Tuesday, October 26, 2010

The commitment test

It occurred to me today that I seriously lack commitment to my programme. I came away from today feeling a great sense of cowardly weakness, and a true lack of commitment to my own cause...that of achieving my own life goals. Yes, yes, it is bad grammar to use the same word twice, but I am sure this whole article is going to thrash this word out thoroughly.

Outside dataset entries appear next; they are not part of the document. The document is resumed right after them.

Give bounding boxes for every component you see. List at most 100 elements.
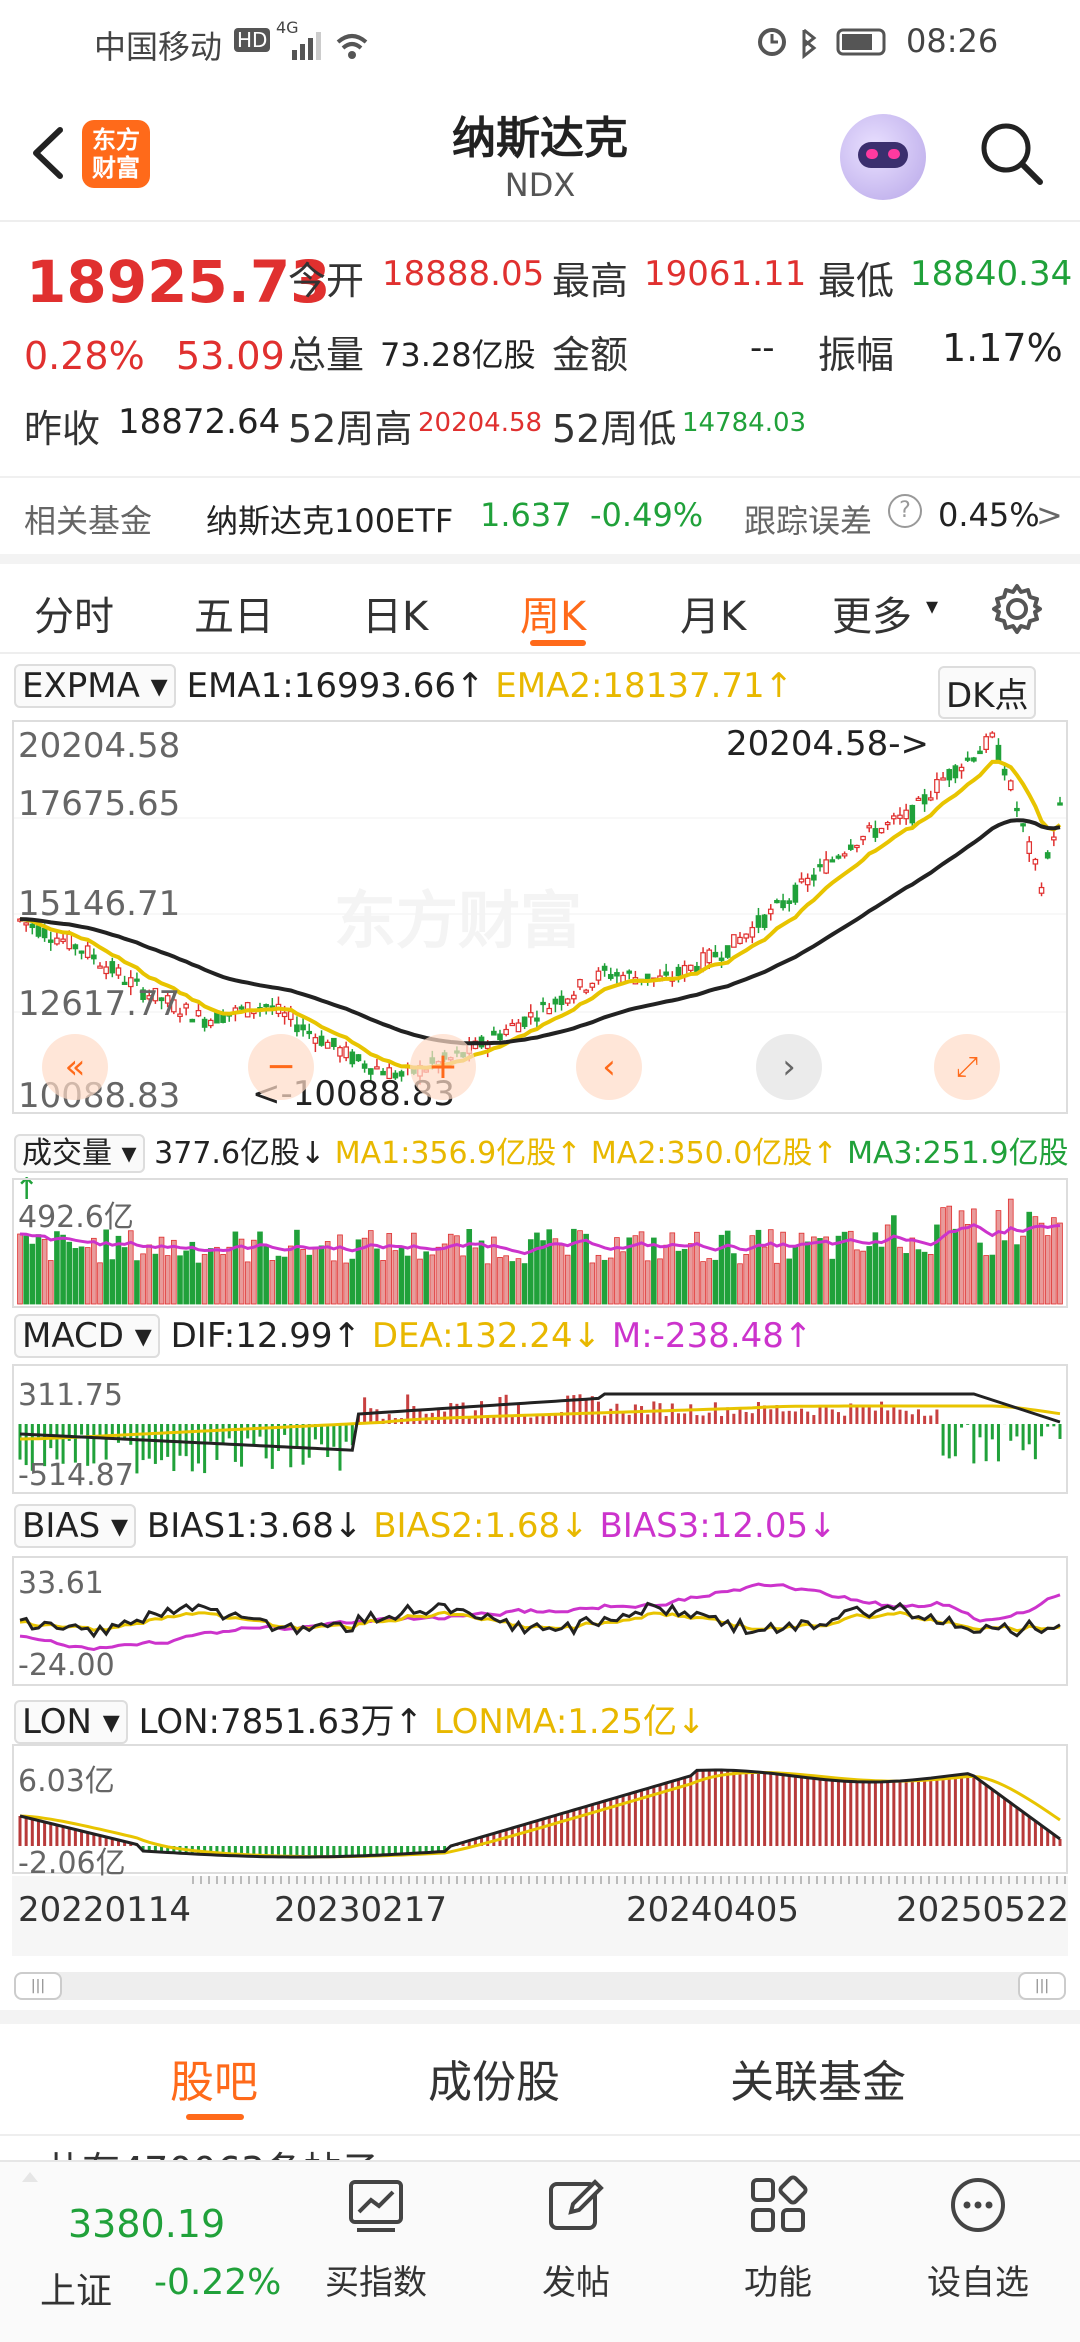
lon-bar bbox=[831, 1780, 834, 1846]
candle-body bbox=[873, 829, 877, 838]
lonma-value: LONMA:1.25亿↓ bbox=[434, 1702, 706, 1742]
candle-body bbox=[202, 1019, 206, 1027]
volume-bar bbox=[731, 1254, 736, 1304]
volume-bar bbox=[73, 1248, 78, 1304]
candle-body bbox=[602, 966, 606, 970]
scroll-right-icon[interactable]: › bbox=[756, 1034, 822, 1100]
lon-bar bbox=[677, 1779, 680, 1846]
volume-bar bbox=[282, 1257, 287, 1304]
lon-chart[interactable]: 6.03亿 -2.06亿 bbox=[12, 1744, 1068, 1874]
date-axis: 20220114 20230217 20240405 20250522 bbox=[12, 1876, 1068, 1956]
candle-body bbox=[1045, 853, 1049, 858]
lon-bar bbox=[819, 1779, 822, 1846]
candle-body bbox=[239, 1007, 243, 1009]
candle-body bbox=[978, 751, 982, 753]
tab-daily-k[interactable]: 日K bbox=[362, 584, 428, 642]
prev-close-value: 18872.64 bbox=[118, 402, 280, 442]
w52-low-label: 52周低 bbox=[552, 398, 676, 453]
candle-body bbox=[116, 968, 120, 975]
lon-bar bbox=[812, 1778, 815, 1846]
lon-selector[interactable]: LON ▾ bbox=[14, 1700, 128, 1744]
fullscreen-expand-icon[interactable]: ⤢ bbox=[934, 1034, 1000, 1100]
scroll-left-icon[interactable]: ‹ bbox=[576, 1034, 642, 1100]
expma-selector[interactable]: EXPMA ▾ bbox=[14, 664, 176, 708]
nav-functions[interactable]: 功能 bbox=[708, 2174, 848, 2304]
range-handle-right[interactable]: ||| bbox=[1018, 1972, 1066, 2000]
zoom-in-icon[interactable]: + bbox=[410, 1034, 476, 1100]
kline-y-label-4: 12617.77 bbox=[18, 984, 180, 1024]
macd-bar bbox=[862, 1407, 865, 1424]
lon-bar bbox=[855, 1782, 858, 1846]
kline-chart[interactable]: 东方财富 20204.58 17675.65 15146.71 12617.77… bbox=[12, 720, 1068, 1114]
ticker-caret-icon bbox=[22, 2172, 38, 2182]
candle-body bbox=[775, 901, 779, 903]
related-fund-name[interactable]: 纳斯达克100ETF bbox=[206, 496, 453, 542]
volume-bar bbox=[251, 1240, 256, 1304]
volume-bar bbox=[430, 1255, 435, 1304]
bias2-value: BIAS2:1.68↓ bbox=[373, 1506, 588, 1546]
candle-body bbox=[750, 928, 754, 937]
tab-stock-forum[interactable]: 股吧 bbox=[170, 2046, 258, 2110]
search-icon[interactable] bbox=[976, 118, 1046, 188]
volume-bar bbox=[738, 1264, 743, 1304]
volume-selector[interactable]: 成交量 ▾ bbox=[14, 1134, 145, 1173]
macd-bar bbox=[659, 1403, 662, 1424]
macd-axis-bottom: -514.87 bbox=[18, 1458, 134, 1493]
candle-body bbox=[110, 962, 114, 973]
volume-value: 73.28亿股 bbox=[380, 330, 536, 376]
macd-selector[interactable]: MACD ▾ bbox=[14, 1314, 160, 1358]
candle-body bbox=[42, 928, 46, 937]
range-scrollbar[interactable]: ||| ||| bbox=[14, 1972, 1066, 2000]
tab-related-funds[interactable]: 关联基金 bbox=[730, 2046, 906, 2110]
candle-body bbox=[867, 826, 871, 828]
tab-more[interactable]: 更多 bbox=[832, 584, 912, 642]
candle-body bbox=[805, 878, 809, 884]
lon-bar bbox=[868, 1782, 871, 1846]
zoom-out-icon[interactable]: − bbox=[248, 1034, 314, 1100]
related-fund-row[interactable]: 相关基金 纳斯达克100ETF 1.637 -0.49% 跟踪误差 ? 0.45… bbox=[0, 476, 1080, 564]
lon-bar bbox=[917, 1779, 920, 1846]
macd-bar bbox=[646, 1414, 649, 1424]
nav-post[interactable]: 发帖 bbox=[506, 2174, 646, 2304]
bias-chart[interactable]: 33.61 -24.00 bbox=[12, 1556, 1068, 1686]
bias-selector[interactable]: BIAS ▾ bbox=[14, 1504, 136, 1548]
tab-constituents[interactable]: 成份股 bbox=[428, 2046, 560, 2110]
carrier-label: 中国移动 bbox=[94, 22, 222, 68]
nav-add-watchlist[interactable]: 设自选 bbox=[908, 2174, 1048, 2304]
tab-intraday[interactable]: 分时 bbox=[34, 584, 114, 642]
volume-chart[interactable]: 492.6亿 bbox=[12, 1178, 1068, 1308]
lon-bar bbox=[739, 1771, 742, 1846]
macd-bar bbox=[345, 1424, 348, 1442]
lon-bar bbox=[529, 1823, 532, 1846]
range-handle-left[interactable]: ||| bbox=[14, 1972, 62, 2000]
macd-chart[interactable]: 311.75 -514.87 bbox=[12, 1364, 1068, 1494]
lon-bar bbox=[332, 1846, 335, 1857]
volume-bar bbox=[713, 1260, 718, 1304]
macd-bar bbox=[855, 1406, 858, 1424]
tab-monthly-k[interactable]: 月K bbox=[680, 584, 746, 642]
candle-body bbox=[916, 798, 920, 800]
lon-bar bbox=[991, 1790, 994, 1847]
lon-bar bbox=[1003, 1799, 1006, 1847]
tab-five-day[interactable]: 五日 bbox=[194, 584, 274, 642]
date-axis-ticks bbox=[192, 1876, 1068, 1884]
scroll-left-fast-button[interactable]: « bbox=[42, 1034, 108, 1100]
volume-bar bbox=[1008, 1199, 1013, 1304]
more-dropdown-icon[interactable]: ▾ bbox=[926, 592, 938, 620]
chevron-right-icon[interactable]: > bbox=[1036, 496, 1063, 534]
bias1-value: BIAS1:3.68↓ bbox=[147, 1506, 362, 1546]
macd-bar bbox=[529, 1418, 532, 1424]
volume-bar bbox=[375, 1249, 380, 1304]
tab-weekly-k[interactable]: 周K bbox=[520, 584, 586, 642]
lon-bar bbox=[345, 1846, 348, 1856]
settings-gear-icon[interactable] bbox=[990, 582, 1044, 636]
candle-body bbox=[184, 1004, 188, 1008]
index-ticker[interactable]: 3380.19 上证 -0.22% bbox=[22, 2172, 292, 2322]
dk-point-button[interactable]: DK点 bbox=[938, 666, 1036, 719]
lon-bar bbox=[702, 1770, 705, 1846]
candle-body bbox=[596, 971, 600, 980]
assistant-robot-icon[interactable] bbox=[840, 114, 926, 200]
candle-body bbox=[67, 934, 71, 948]
help-icon[interactable]: ? bbox=[888, 494, 922, 528]
nav-buy-index[interactable]: 买指数 bbox=[306, 2174, 446, 2304]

The greatest sources of commitment seem to be failures, serious disappointments particularly directed at you from someone else, and loss. This can be loss of health, loss of wealth, loss of opportunities or anything of such a value that the loss of which cannot be simply ignored, for this is it's very job. The interesting thing is I have got to the stage where I have detached myself from the physical realm....but this has created a interesting predicament. It is like, I have awoken within the Matrix but, I have not aligned myself to a direction on the other side of the current illusion. This has had the effect of me being not yet connected well enough to my true nature. I have become acutely aware that I am in a body that is being used by a hang of a lot more entities other than myself. It is like I have woken up...realising I am on a wild horse that is rampantly galloping where ever it pleases, without any direction...purely living in the moment. Now normally I would have said this is ideal...however the idea of living in the moment, is to be aware of the many individual moments that are aligned to the greater purpose of life. The type of living in the moment I have been doing is more of stepping aside and allowing my body to be used by other entities, simply because I don't have control of it myself. I am not taking charge. To do this, I need to have a higher cause - something worthy of effort. Otherwise I can just go on being a bum and not care if I eat for the sake of eating (cause someone or something else wants the experience).